Le texte de cette page a été corrigé et est conforme au fac-similé.
309
MÉMOIRES D’ALEX. DUMAS

» J’ai été sacrifié à la pudeur, à la pudeur des vierges du parterre ; car, aller supposer que j’ai pu devenir victime de la cabale, ce serait une bien vieille et bien gratuite fatuité. Contre moi, quelques lâches rancunes ? Et d’où viendraient-elles ? Je n’ai que des amitiés vives et des antipathies candides. À qui professe ingénument le mépris d’un gouvernement indigne de la France, pourquoi des ennemis politiques ? Et pourquoi dès ennemis littéraires à l’auteur d’un article oublié sur la Camaraderie, et au plus paresseux des rédacteurs d’un bénin journal qu’on appelle Figaro ?
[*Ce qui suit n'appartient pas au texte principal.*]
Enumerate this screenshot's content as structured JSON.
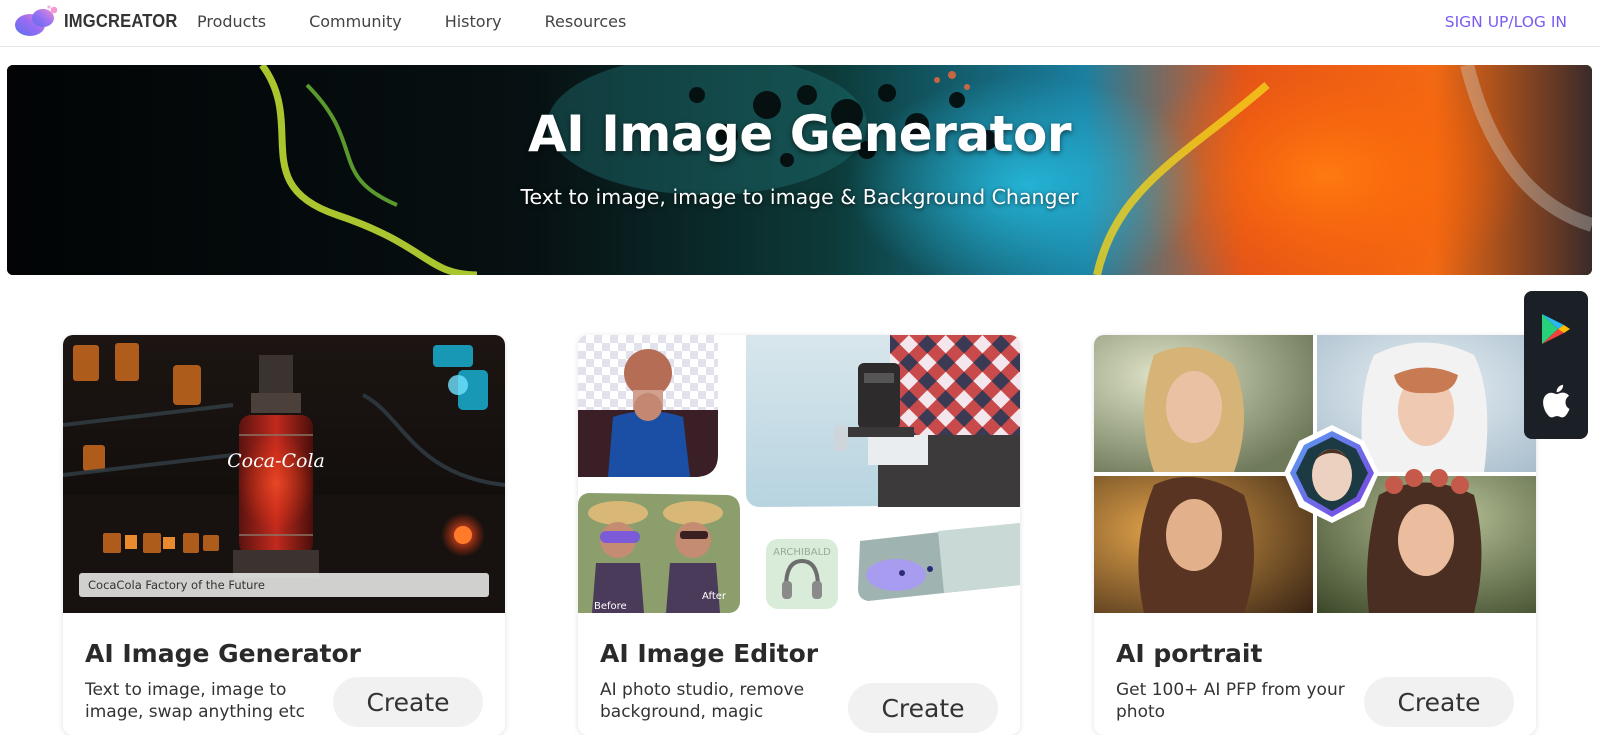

» Mais je n’ai pas voulu tomber obstinément comme tant d’autres après vingt soirées de luttes, entre des enrouements factices, des sifflets honnêtes et des applaudissements à poings fermés. Imposer son drame au public, comme autrefois les catholiques leur rude croyance aux Albigeois ; chercher l’affirmation d’un mérite dans deux négations du parterre ; calculer combien il faut d’avanies pour se composer un succès, c’est là un de ces courages que je ne veux pas avoir. Il appartenait, d’ailleurs, à la reine d’Espagne de se retirer chastement du théâtre ; c’est une noble princesse, c’est une épouse vierge, élevée dans les susceptibilités du point d’honneur de la France.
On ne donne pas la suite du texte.